Learning in Public

There’s a thing people in tech call “learning in public” - the practice of sharing your work and thinking as you go, not just the finished version.

I’ve always found this uncomfortable. My instinct is to get something good before I show it. Showing unfinished work feels like inviting criticism before you’ve had a chance to fix the obvious things.

But I’ve been reconsidering this.


The problem with waiting until something is finished is that “finished” keeps moving. There’s always a revision, a clarification, a section you’re not happy with. The work that waits for finished often doesn’t ship at all.

Learning in public is partly a forcing function. If you’ve told people you’re working on something, you feel the pull to actually produce it. The audience, even a small or imaginary one, creates a kind of accountability.

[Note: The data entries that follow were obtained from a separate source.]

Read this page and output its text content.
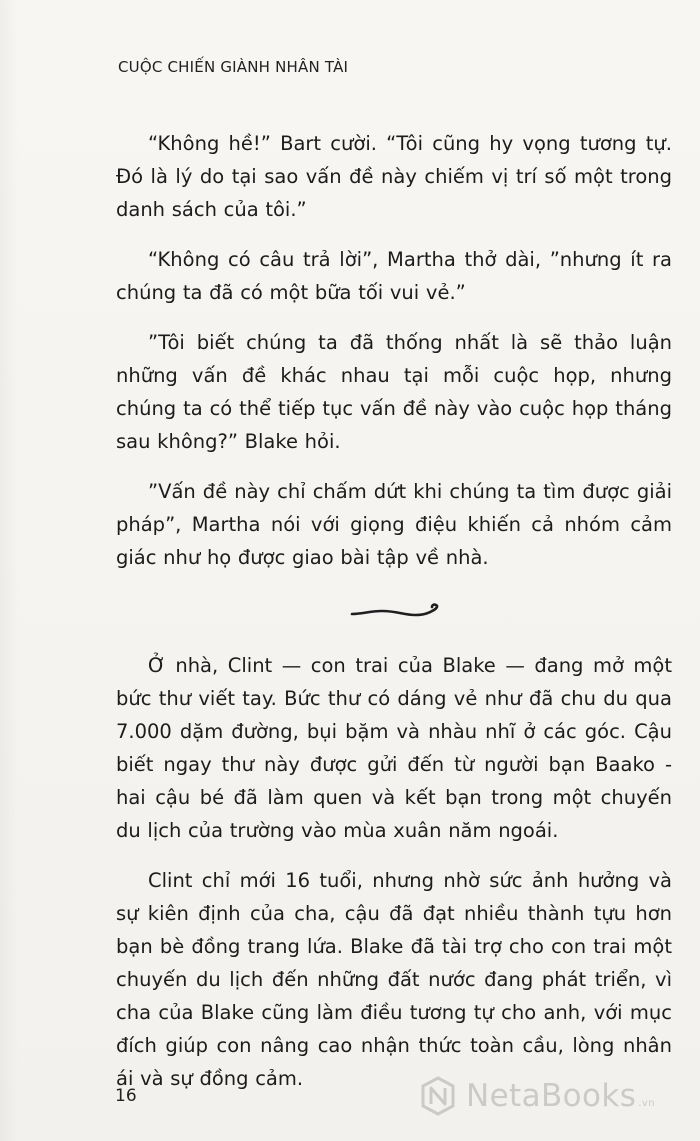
CUỘC CHIẾN GIÀNH NHÂN TÀI

“Không hề!” Bart cười. “Tôi cũng hy vọng tương tự. Đó là lý do tại sao vấn đề này chiếm vị trí số một trong danh sách của tôi.”

“Không có câu trả lời”, Martha thở dài, ”nhưng ít ra chúng ta đã có một bữa tối vui vẻ.”

”Tôi biết chúng ta đã thống nhất là sẽ thảo luận những vấn đề khác nhau tại mỗi cuộc họp, nhưng chúng ta có thể tiếp tục vấn đề này vào cuộc họp tháng sau không?” Blake hỏi.

”Vấn đề này chỉ chấm dứt khi chúng ta tìm được giải pháp”, Martha nói với giọng điệu khiến cả nhóm cảm giác như họ được giao bài tập về nhà.

Ở nhà, Clint — con trai của Blake — đang mở một bức thư viết tay. Bức thư có dáng vẻ như đã chu du qua 7.000 dặm đường, bụi bặm và nhàu nhĩ ở các góc. Cậu biết ngay thư này được gửi đến từ người bạn Baako - hai cậu bé đã làm quen và kết bạn trong một chuyến du lịch của trường vào mùa xuân năm ngoái.

Clint chỉ mới 16 tuổi, nhưng nhờ sức ảnh hưởng và sự kiên định của cha, cậu đã đạt nhiều thành tựu hơn bạn bè đồng trang lứa. Blake đã tài trợ cho con trai một chuyến du lịch đến những đất nước đang phát triển, vì cha của Blake cũng làm điều tương tự cho anh, với mục đích giúp con nâng cao nhận thức toàn cầu, lòng nhân ái và sự đồng cảm.

16	NetaBooks .vn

More than that, though: sharing unfinished work changes how you think about it. When something exists only in your head, it has no edges. The moment you try to explain it to someone else, you discover the places where your thinking is vague or incomplete.

Writing is one version of this. So is showing code to someone. So is this post, which started as a private note and became something slightly more considered in the act of trying to make it readable.


I’m not fully converted. I still believe in taking the time to make something good before sharing it. But I’m trying to hold that belief more lightly - to notice when “not ready yet” is a genuine assessment and when it’s just fear.